Opinion

The oil magician!

Hard Talk

October 21, 2019
The oil magician!

Hussein Shobokshi



WHEN the history of oil and its impact on the world's economy is reviewed, important milestones need to be considered. While oil was first discovered in China in 600 BC, the history of oil shaping economy began in North America, specifically in Canada, Ontario, in 1858.

But oil became a serious industry when oil was discovered in America, Pennsylvania in 1859, and that in commercial quantities.

The US and European giants began exploring prospecting opportunities, giving birth to BP, Royal Dutch Shell, Standard Oil, Texaco, Mobil and Exxon. Gradually, oil has become the most important economic commodity that harnesses political action around the world.

For a long time, the commodity was driven by the rules of market economies based on supply and demand. This situation continued until the Arab boycott and the ban on oil exports to the West because of its support for Israel in the 1973 war.

Then came the era of the 1980s, in which the role of investment banks emerged as the most influence in determining the market prices with the future pricing of oil in violent speculations that defeated the producing countries and OPEC.

Then came the phase of oil production by the North Sea countries and then the gradual rise of Russia's influence in the oil market as an influential and effective player, before the advent of the era of shale oil that too proved very influential.

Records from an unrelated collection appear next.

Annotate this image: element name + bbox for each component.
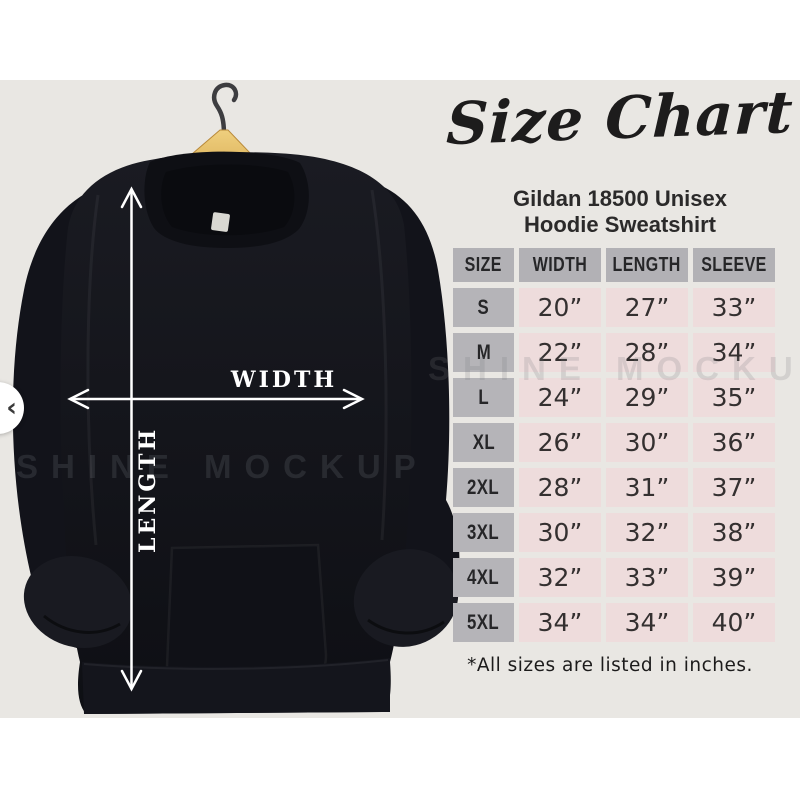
sleeve-value: 40” [693, 603, 775, 642]
sleeve-value: 34” [693, 333, 775, 372]
sleeve-value: 35” [693, 378, 775, 417]
length-value: 33” [606, 558, 688, 597]
column-header-size: SIZE [453, 248, 514, 282]
watermark: SHINE MOCKUP [428, 350, 800, 387]
chevron-left-icon: ‹ [6, 393, 17, 423]
product-subtitle: Gildan 18500 Unisex Hoodie Sweatshirt [440, 186, 800, 238]
column-header-sleeve: SLEEVE [693, 248, 775, 282]
width-value: 34” [519, 603, 601, 642]
size-label: 4XL [453, 558, 514, 597]
size-label: 3XL [453, 513, 514, 552]
width-value: 26” [519, 423, 601, 462]
width-value: 20” [519, 288, 601, 327]
length-value: 28” [606, 333, 688, 372]
length-value: 29” [606, 378, 688, 417]
length-label: LENGTH [135, 426, 161, 553]
size-label: XL [453, 423, 514, 462]
size-label: M [453, 333, 514, 372]
column-header-width: WIDTH [519, 248, 601, 282]
width-value: 22” [519, 333, 601, 372]
size-label: 2XL [453, 468, 514, 507]
sleeve-value: 39” [693, 558, 775, 597]
width-value: 32” [519, 558, 601, 597]
length-value: 34” [606, 603, 688, 642]
column-header-length: LENGTH [606, 248, 688, 282]
width-value: 30” [519, 513, 601, 552]
sleeve-value: 33” [693, 288, 775, 327]
length-value: 31” [606, 468, 688, 507]
size-label: L [453, 378, 514, 417]
size-table: SIZE WIDTH LENGTH SLEEVE S 20” 27” 33” M… [453, 248, 775, 642]
width-value: 24” [519, 378, 601, 417]
width-label: WIDTH [230, 367, 338, 393]
size-label: S [453, 288, 514, 327]
length-value: 27” [606, 288, 688, 327]
sleeve-value: 36” [693, 423, 775, 462]
length-value: 30” [606, 423, 688, 462]
watermark: SHINE MOCKUP [16, 448, 429, 485]
size-label: 5XL [453, 603, 514, 642]
sizes-footnote: *All sizes are listed in inches. [467, 655, 753, 676]
sleeve-value: 38” [693, 513, 775, 552]
width-value: 28” [519, 468, 601, 507]
sleeve-value: 37” [693, 468, 775, 507]
length-value: 32” [606, 513, 688, 552]
page-title: Size Chart [445, 77, 795, 159]
subtitle-line-2: Hoodie Sweatshirt [524, 212, 716, 237]
subtitle-line-1: Gildan 18500 Unisex [513, 186, 727, 211]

During all this, we have seen significant political events such as Khomeini's revolution, the Iran-Iraq war, the occupation and freedom of Kuwait, the invasion of Iraq, the fall of Qaddafi, the war in Libya, the climate crisis and alternative energy and its increasing influence in various fields.

But there is a very important figure who does not receive enough reference even though the decision and the policy adopted is still one of the most important influences on the oil market today.

I mean here, former US Secretary of Energy Bill Richardson during the era of US President Bill Clinton, who introduced the policy of "using" the very abundant US stockpile as a political tool to pricing oil globally.

The market, at cheap prices, has a surplus, and therefore strategic stock has become an influential tool in the global oil market and is still operating today.

Richardson's policy has been described by some experts as "magic," which proved to be effective and this unconventional thinking changed the rules of the market until further notice.

There is an oil policy and there is politicization of oil and the difference between them is seen in the open market.